While speaking Thursday in London, United Kingdom Foreign Secretary Mr. Boris Johnson, said the project was meant to receive Nigerian inmates when transferred from UK.
Mr. Johnson in a written statement to the Parliament confirmed that tenders have been placed and a supplier identified to conduct the building work at Kirikiri.
He further informed that the project would be funded from Britain’s Conflict, Stability and Security Fund, which he indicated has an annual budget of over 1 billion pounds, while it aims at commissioning projects that could help prevent conflicts and stabilize countries or regions.

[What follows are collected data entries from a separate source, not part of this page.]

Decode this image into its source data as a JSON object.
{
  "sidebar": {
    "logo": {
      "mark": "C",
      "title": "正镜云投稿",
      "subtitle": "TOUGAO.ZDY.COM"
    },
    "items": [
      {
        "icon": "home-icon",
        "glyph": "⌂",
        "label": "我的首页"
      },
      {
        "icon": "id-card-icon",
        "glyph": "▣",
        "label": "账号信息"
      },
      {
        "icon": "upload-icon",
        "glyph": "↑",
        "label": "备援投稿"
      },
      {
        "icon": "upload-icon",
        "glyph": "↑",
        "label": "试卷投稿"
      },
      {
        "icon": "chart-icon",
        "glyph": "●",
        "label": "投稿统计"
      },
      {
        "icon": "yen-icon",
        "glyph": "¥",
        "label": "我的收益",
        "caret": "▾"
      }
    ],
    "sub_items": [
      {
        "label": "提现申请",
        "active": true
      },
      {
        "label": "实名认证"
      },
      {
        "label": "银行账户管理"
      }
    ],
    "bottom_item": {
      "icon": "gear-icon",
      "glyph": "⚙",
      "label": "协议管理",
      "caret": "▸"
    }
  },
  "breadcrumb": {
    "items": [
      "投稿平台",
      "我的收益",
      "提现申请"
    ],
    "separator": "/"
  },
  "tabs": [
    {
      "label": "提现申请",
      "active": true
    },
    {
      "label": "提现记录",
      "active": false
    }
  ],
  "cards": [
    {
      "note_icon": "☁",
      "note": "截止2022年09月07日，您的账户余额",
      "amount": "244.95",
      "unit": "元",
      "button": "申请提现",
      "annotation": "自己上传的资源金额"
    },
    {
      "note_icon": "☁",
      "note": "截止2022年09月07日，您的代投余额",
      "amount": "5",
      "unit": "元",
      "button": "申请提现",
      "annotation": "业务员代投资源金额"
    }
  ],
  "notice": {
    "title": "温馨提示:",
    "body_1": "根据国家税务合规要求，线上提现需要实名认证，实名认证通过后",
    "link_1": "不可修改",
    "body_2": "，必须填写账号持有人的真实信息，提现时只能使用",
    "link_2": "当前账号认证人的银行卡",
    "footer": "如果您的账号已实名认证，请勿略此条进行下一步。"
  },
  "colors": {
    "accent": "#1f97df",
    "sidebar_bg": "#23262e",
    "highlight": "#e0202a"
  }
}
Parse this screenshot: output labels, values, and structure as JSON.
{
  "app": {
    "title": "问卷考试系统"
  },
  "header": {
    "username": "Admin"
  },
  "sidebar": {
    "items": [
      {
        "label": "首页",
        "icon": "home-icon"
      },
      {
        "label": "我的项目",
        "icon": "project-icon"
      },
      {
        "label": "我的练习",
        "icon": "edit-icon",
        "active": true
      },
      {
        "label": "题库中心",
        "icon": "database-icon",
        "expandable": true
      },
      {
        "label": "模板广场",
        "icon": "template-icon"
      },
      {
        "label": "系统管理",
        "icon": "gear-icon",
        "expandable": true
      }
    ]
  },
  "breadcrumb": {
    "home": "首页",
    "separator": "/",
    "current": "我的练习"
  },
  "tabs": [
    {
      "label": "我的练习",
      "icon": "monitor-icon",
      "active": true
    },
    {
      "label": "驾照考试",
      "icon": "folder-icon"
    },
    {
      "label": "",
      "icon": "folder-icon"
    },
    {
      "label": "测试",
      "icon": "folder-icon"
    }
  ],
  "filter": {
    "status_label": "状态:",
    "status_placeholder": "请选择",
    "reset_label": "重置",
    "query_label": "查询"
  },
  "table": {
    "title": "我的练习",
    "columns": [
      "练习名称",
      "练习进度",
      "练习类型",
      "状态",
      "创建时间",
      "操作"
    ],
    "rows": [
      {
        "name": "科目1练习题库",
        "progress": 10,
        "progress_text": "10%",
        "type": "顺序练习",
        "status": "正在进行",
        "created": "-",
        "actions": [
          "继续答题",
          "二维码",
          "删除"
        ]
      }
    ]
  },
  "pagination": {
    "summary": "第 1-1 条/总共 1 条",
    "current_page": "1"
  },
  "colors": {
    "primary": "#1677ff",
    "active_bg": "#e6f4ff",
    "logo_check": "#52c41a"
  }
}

Mr. Johnson who did not mention the name of the contractor specified that the multiple bed wing project, would cost the sum of 700,000 pounds ($973,000).
It added that the project is compliant with the United Nations standards and this would make it easier for Britain to comply with a prisoner transfer agreement it signed with Nigeria in 2014.
The Foreign Scribe explained under deal, eligible prisoners serving criminal sentences in Nigeria and Britain could be returned to complete their sentences in their respective countries.
Some of the prison facilities across the country were constructed by the former Colonial masters, over 100 years ago. Many of them face with the challenges of weak structures, lack of space, among other many other necessary facilities.
Although, it was dated back to the Colonial era, still, Kirikiri is known to be the oldest prisons in Nigeria.
Recently, the prison in the southern city of Port Harcourt, the Rivers State capital currently plays host to about 5000 inmates as against 800 it was originally designed for.
Out of the bloated number of prisoners in the facility, about 3700 were said to waiting for trial for over five years.